ATLANTA — Georgia’s Republican gubernatorial primary Tuesday could spell an end to the faceoff between Georgia Gov. Brian Kemp and former U.S. Sen. David Perdue, while Stacey Abrams will be crowned the Democratic Party’s nominee after running unopposed.
More than 850,000 Georgians cast ballots during weeks of early in-person voting. New election rules passed by the Republican-controlled legislature last year made mail-in absentee ballots and ballot drop boxes — forms of voting that were popular during the 2020 elections amid the coronavirus pandemic — a less attractive option, and they nosedived this year.
With three other candidates in the Republican race, it’s possible that neither Kemp nor Perdue will win a majority, requiring a June 21 runoff. Such a scenario could leave the winner with empty pockets. However, polling has shown Kemp extending his lead in recent weeks, raising the possibility that the nomination could be settled Tuesday.
Abrams will be waiting for the winner in a November contest that is likely to be one of the nation’s most expensive and high-profile. She narrowly lost the governorship to Kemp in 2018.
“Four years ago, I warned about the failure that Kemp was going to be. And four years later I am going to prove he was the wrong choice for Georgia,” Abrams said at a news conference Tuesday.
Perdue was personally courted by former President Donald Trump to enter the race as retribution for Kemp not going along with Trump’s effort to overturn his 2020 loss in Georgia to Democrat Joe Biden. Perdue embraced Trump’s election lies, opening two debates between the candidates with the claim that the 2020 balloting was “rigged and stolen.” Election officials found no evidence of fraud after multiple reviews.
Trump conducted an in-person rally for Perdue, sent more than $3 million to two political action committees to pay for ads attacking Kemp on election issues, and kept up a steady stream of rhetorical fire against the incumbent.
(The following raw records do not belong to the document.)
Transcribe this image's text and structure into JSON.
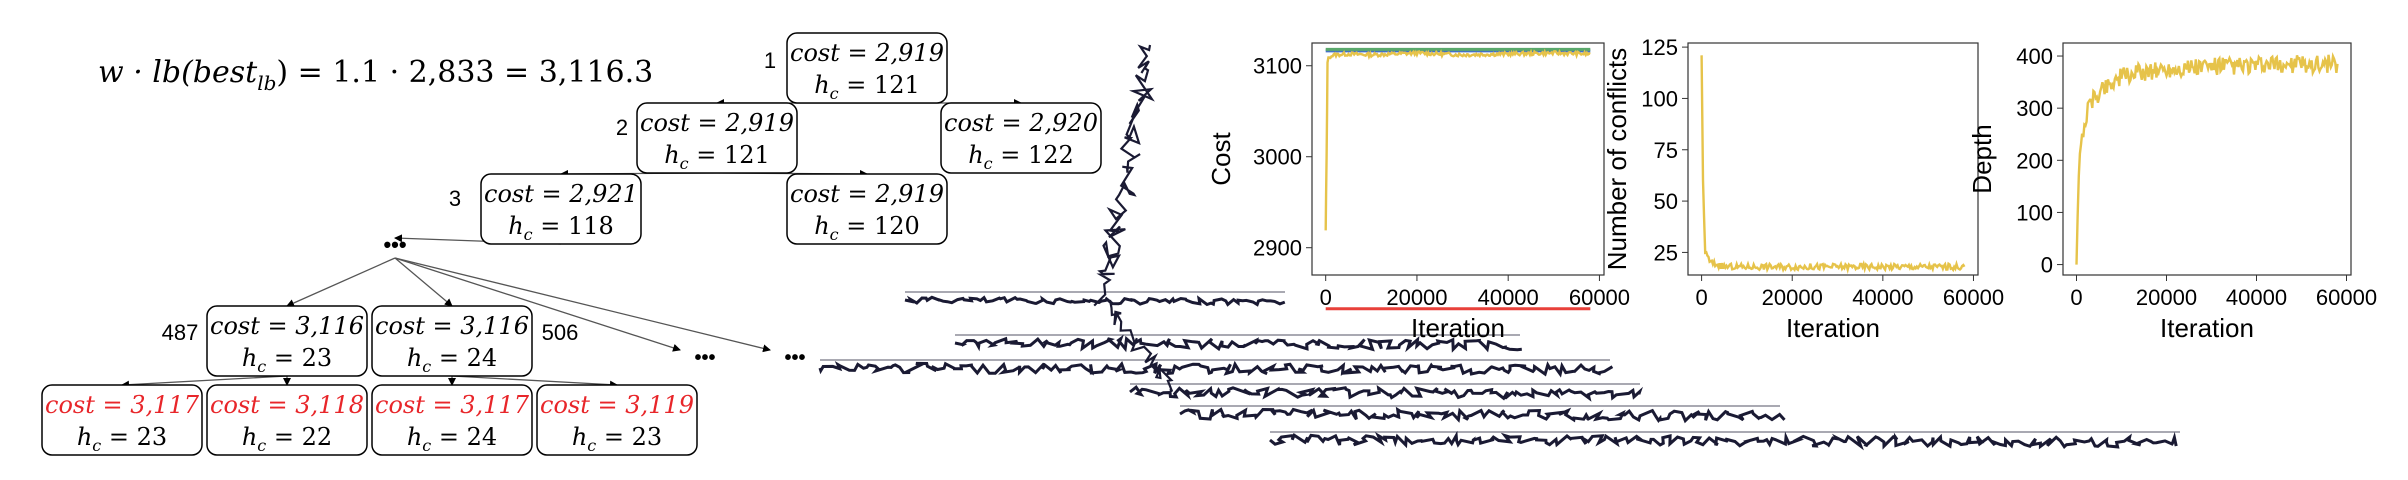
{
  "formula": {
    "lhs": "w · lb(best",
    "lhs_sub": "lb",
    "rhs": ") = 1.1 · 2,833 = 3,116.3"
  },
  "tree": {
    "nodes": [
      {
        "id": "n1",
        "cost": "cost = 2,919",
        "hc": "h",
        "hc_sub": "c",
        "hc_val": " = 121",
        "red": false
      },
      {
        "id": "n2",
        "cost": "cost = 2,919",
        "hc": "h",
        "hc_sub": "c",
        "hc_val": " = 121",
        "red": false
      },
      {
        "id": "n3",
        "cost": "cost = 2,920",
        "hc": "h",
        "hc_sub": "c",
        "hc_val": " = 122",
        "red": false
      },
      {
        "id": "n4",
        "cost": "cost = 2,921",
        "hc": "h",
        "hc_sub": "c",
        "hc_val": " = 118",
        "red": false
      },
      {
        "id": "n5",
        "cost": "cost = 2,919",
        "hc": "h",
        "hc_sub": "c",
        "hc_val": " = 120",
        "red": false
      },
      {
        "id": "n6",
        "cost": "cost = 3,116",
        "hc": "h",
        "hc_sub": "c",
        "hc_val": " = 23",
        "red": false
      },
      {
        "id": "n7",
        "cost": "cost = 3,116",
        "hc": "h",
        "hc_sub": "c",
        "hc_val": " = 24",
        "red": false
      },
      {
        "id": "n8",
        "cost": "cost = 3,117",
        "hc": "h",
        "hc_sub": "c",
        "hc_val": " = 23",
        "red": true
      },
      {
        "id": "n9",
        "cost": "cost = 3,118",
        "hc": "h",
        "hc_sub": "c",
        "hc_val": " = 22",
        "red": true
      },
      {
        "id": "n10",
        "cost": "cost = 3,117",
        "hc": "h",
        "hc_sub": "c",
        "hc_val": " = 24",
        "red": true
      },
      {
        "id": "n11",
        "cost": "cost = 3,119",
        "hc": "h",
        "hc_sub": "c",
        "hc_val": " = 23",
        "red": true
      }
    ],
    "expansion_labels": [
      "1",
      "2",
      "3",
      "487",
      "506"
    ],
    "ellipsis": "•••",
    "ellipsis_small": "•••",
    "colors": {
      "red": "#e8262a",
      "ink": "#000000",
      "edge": "#555555",
      "tree": "#1a1a33"
    }
  },
  "charts": [
    {
      "name": "cost-chart",
      "chart_data": {
        "type": "line",
        "title": "",
        "xlabel": "Iteration",
        "ylabel": "Cost",
        "xlim": [
          -3000,
          61000
        ],
        "ylim": [
          2870,
          3125
        ],
        "xticks": [
          0,
          20000,
          40000,
          60000
        ],
        "yticks": [
          2900,
          3000,
          3100
        ],
        "series": [
          {
            "color": "#e6c34a",
            "x": [
              0,
              200,
              400,
              800,
              2000,
              5000,
              10000,
              20000,
              30000,
              40000,
              50000,
              58000
            ],
            "values": [
              2919,
              3000,
              3105,
              3110,
              3112,
              3113,
              3112,
              3114,
              3112,
              3113,
              3114,
              3113
            ]
          },
          {
            "color": "#5aa86c",
            "x": [
              0,
              58000
            ],
            "values": [
              3118,
              3118
            ]
          },
          {
            "color": "#4472c4",
            "x": [
              0,
              58000
            ],
            "values": [
              3116.3,
              3116.3
            ]
          },
          {
            "color": "#e8403a",
            "x": [
              0,
              58000
            ],
            "values": [
              2833,
              2833
            ]
          }
        ]
      }
    },
    {
      "name": "conflicts-chart",
      "chart_data": {
        "type": "line",
        "title": "",
        "xlabel": "Iteration",
        "ylabel": "Number of conflicts",
        "xlim": [
          -3000,
          61000
        ],
        "ylim": [
          14,
          127
        ],
        "xticks": [
          0,
          20000,
          40000,
          60000
        ],
        "yticks": [
          25,
          50,
          75,
          100,
          125
        ],
        "series": [
          {
            "color": "#e6c34a",
            "x": [
              0,
              300,
              800,
              2000,
              5000,
              10000,
              20000,
              30000,
              40000,
              50000,
              58000
            ],
            "values": [
              121,
              60,
              25,
              20,
              18,
              18,
              18,
              18,
              18,
              18,
              18
            ]
          }
        ]
      }
    },
    {
      "name": "depth-chart",
      "chart_data": {
        "type": "line",
        "title": "",
        "xlabel": "Iteration",
        "ylabel": "Depth",
        "xlim": [
          -3000,
          61000
        ],
        "ylim": [
          -20,
          425
        ],
        "xticks": [
          0,
          20000,
          40000,
          60000
        ],
        "yticks": [
          0,
          100,
          200,
          300,
          400
        ],
        "series": [
          {
            "color": "#e6c34a",
            "x": [
              0,
              500,
              1500,
              3000,
              6000,
              10000,
              15000,
              20000,
              30000,
              40000,
              50000,
              58000
            ],
            "values": [
              0,
              180,
              260,
              310,
              340,
              360,
              370,
              375,
              380,
              380,
              385,
              385
            ]
          }
        ]
      }
    }
  ]
}
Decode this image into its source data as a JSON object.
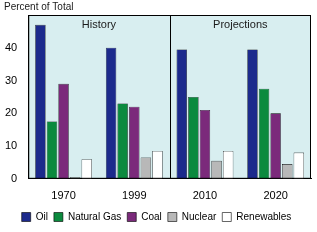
{
  "chart_data": {
    "type": "bar",
    "y_label": "Percent of Total",
    "annotations": [
      "History",
      "Projections"
    ],
    "categories": [
      "1970",
      "1999",
      "2010",
      "2020"
    ],
    "series": [
      {
        "name": "Oil",
        "color": "#1c2a8c",
        "values": [
          47,
          40,
          39.5,
          39.5
        ]
      },
      {
        "name": "Natural Gas",
        "color": "#0b8a3e",
        "values": [
          17.5,
          23,
          25,
          27.5
        ]
      },
      {
        "name": "Coal",
        "color": "#7b2a7b",
        "values": [
          29,
          22,
          21,
          20
        ]
      },
      {
        "name": "Nuclear",
        "color": "#b8b8b8",
        "values": [
          0.5,
          6.5,
          5.5,
          4.5
        ]
      },
      {
        "name": "Renewables",
        "color": "#ffffff",
        "values": [
          6,
          8.5,
          8.5,
          8
        ]
      }
    ],
    "ylim": [
      0,
      50
    ],
    "yticks": [
      0,
      10,
      20,
      30,
      40
    ],
    "grid": false,
    "legend": "bottom"
  }
}
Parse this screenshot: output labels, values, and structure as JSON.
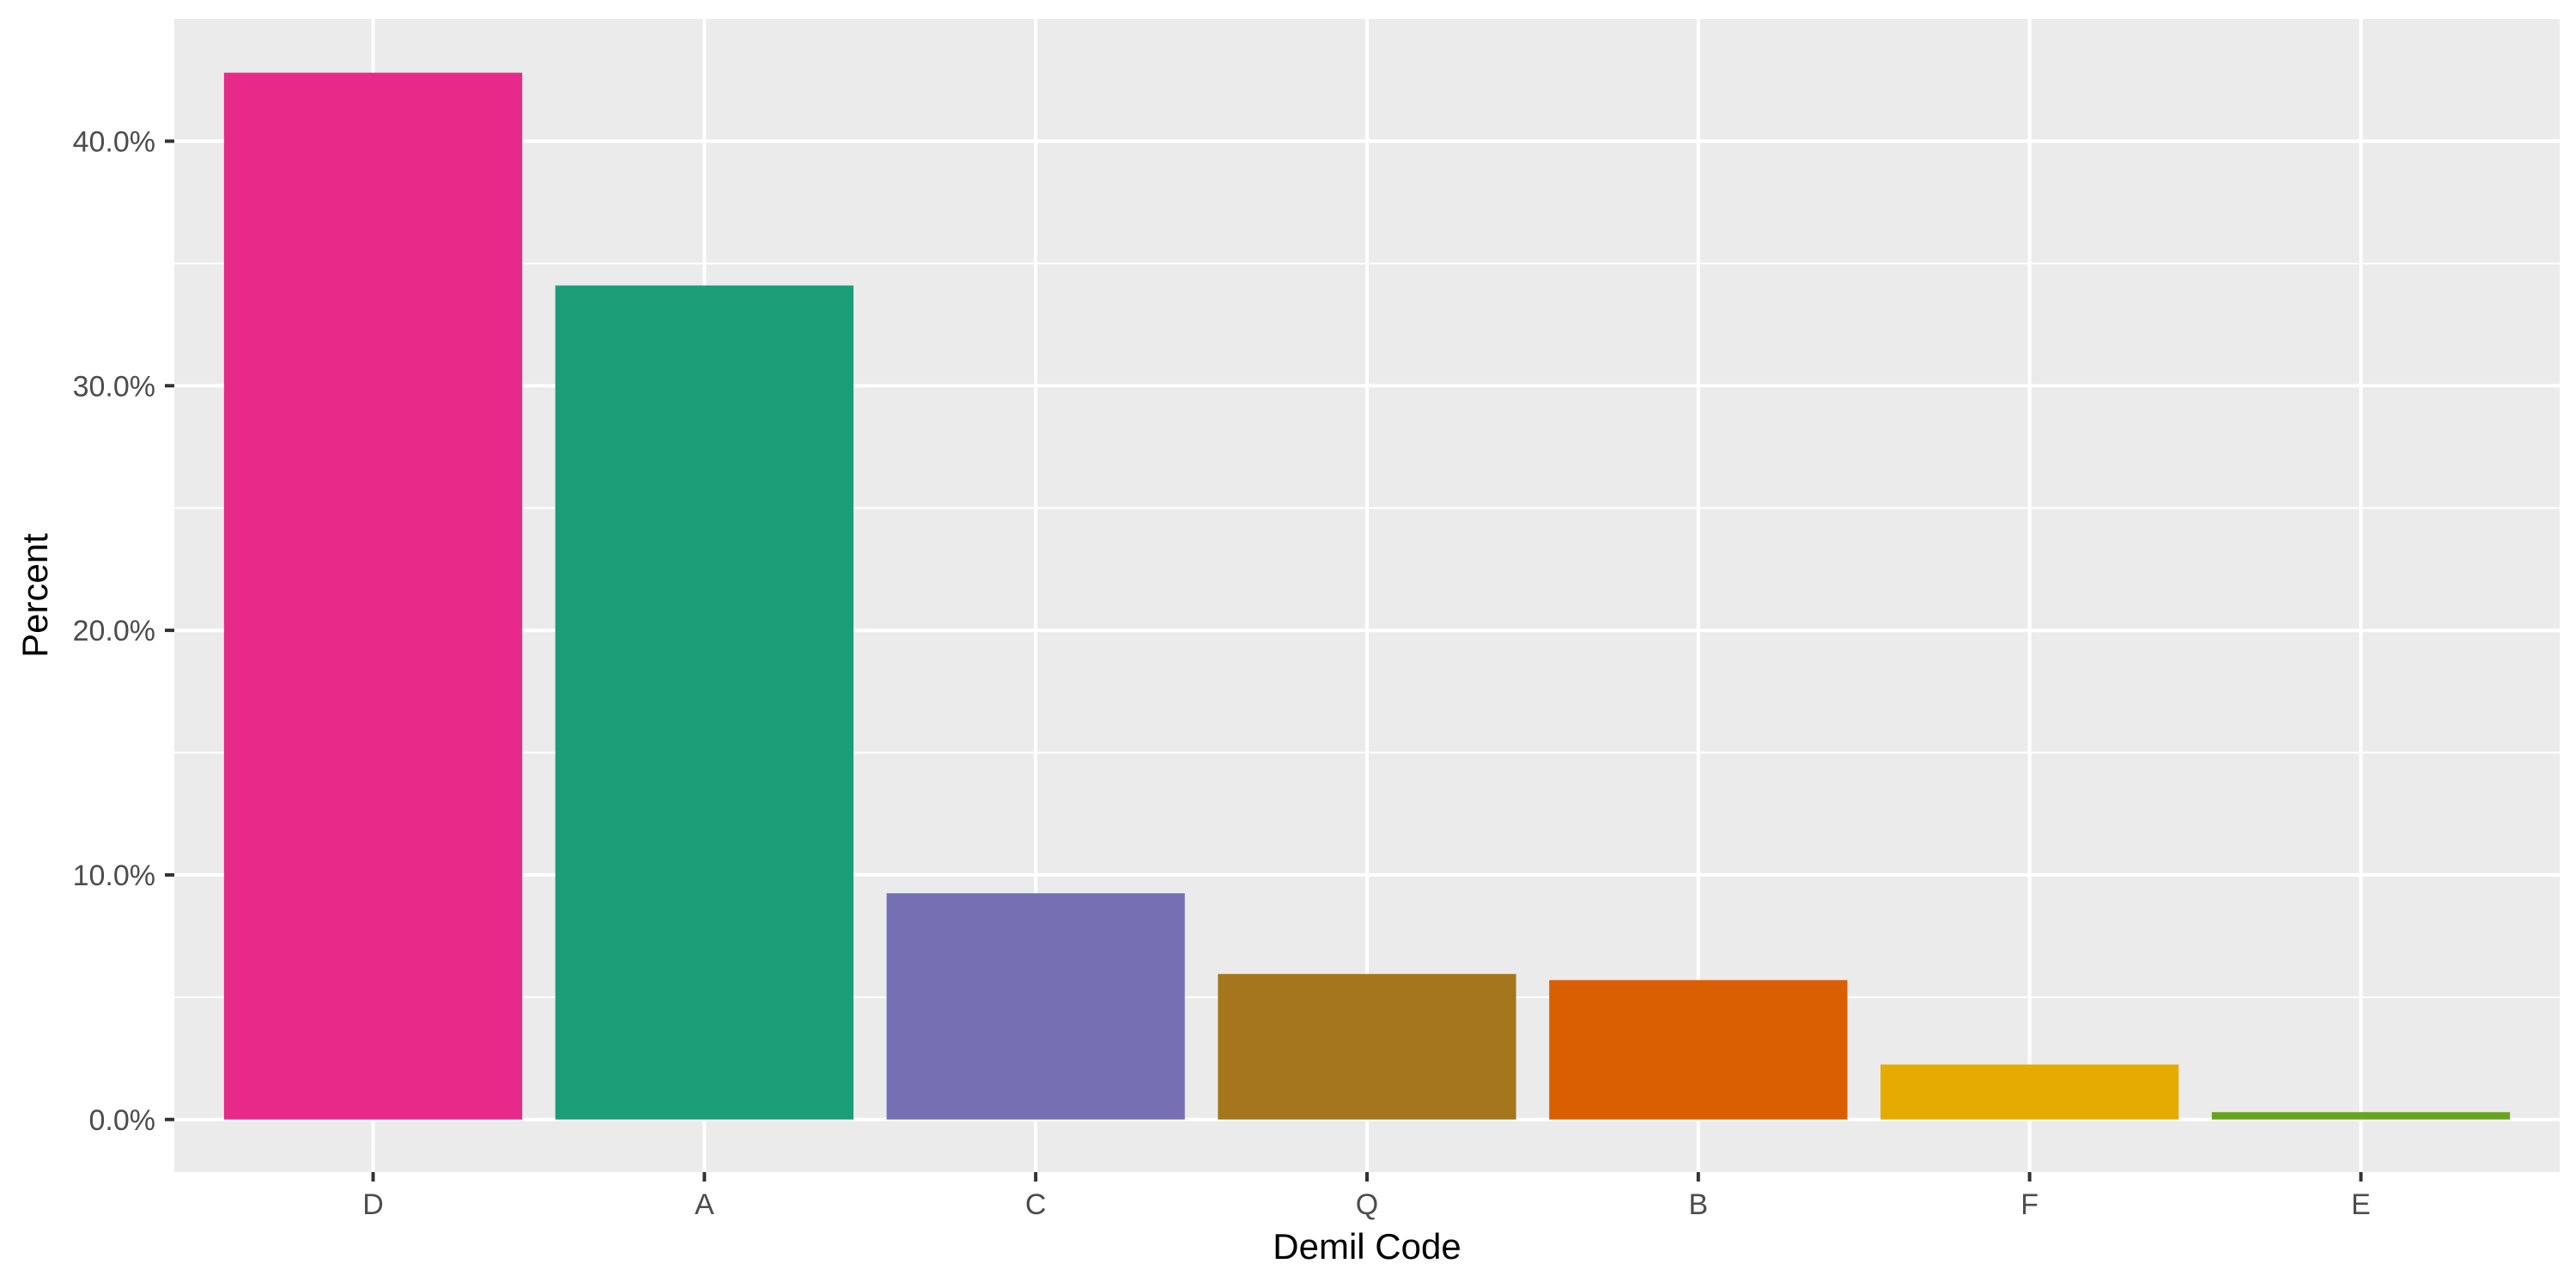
{
  "chart_data": {
    "type": "bar",
    "title": "",
    "xlabel": "Demil Code",
    "ylabel": "Percent",
    "categories": [
      "D",
      "A",
      "C",
      "Q",
      "B",
      "F",
      "E"
    ],
    "values": [
      42.8,
      34.1,
      9.25,
      5.95,
      5.7,
      2.25,
      0.3
    ],
    "colors": [
      "#E7298A",
      "#1B9E77",
      "#7570B3",
      "#A6761D",
      "#D95F02",
      "#E6AB02",
      "#66A61E"
    ],
    "ylim": [
      -2.15,
      45.0
    ],
    "yticks": [
      0,
      10,
      20,
      30,
      40
    ],
    "ytick_labels": [
      "0.0%",
      "10.0%",
      "20.0%",
      "30.0%",
      "40.0%"
    ],
    "y_minor_ticks": [
      5,
      15,
      25,
      35
    ],
    "grid": true,
    "legend": "none",
    "panel_background": "#EBEBEB",
    "grid_color": "#FFFFFF"
  }
}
But Trump has not returned to Georgia since March, and Perdue’s ads have been missing from Georgia television stations for much of the crucial early-voting period.
Kemp used the power of his incumbency to push a raft of bills through the legislature, signing measures that cut taxes, allowed people to carry concealed handguns without permits and let the state athletic association ban transgender girls from high school sports.
The governor also used bountiful state coffers to give pay raises and burnished his economic development record by announcing two large electric vehicle factories.
Republicans rallied to Kemp’s side: He was endorsed by powerful GOP figures including former Vice President Mike Pence and Georgia House Speaker David Ralston.
Perdue scrambled for contributions, hitting Kemp on crime and for luring the Rivian Automotive plant to an area east of Atlanta over the objections of many residents.
Abrams has been running for months, seeking to burnish her image among Georgia voters with more than $7 million in advertising, despite the lack of primary opposition.
The centerpiece of her platform remains a call to expand Medicaid to all adults, but Abrams is also highlighting her support for abortion rights and opposition to a law allowing the permitless carry of concealed handguns in public. The Democratic star has shown the ability to raise millions. Meanwhile, Republicans have raised the specter of her becoming governor to try to unify a party fractured by Trump’s attempts to unseat Kemp.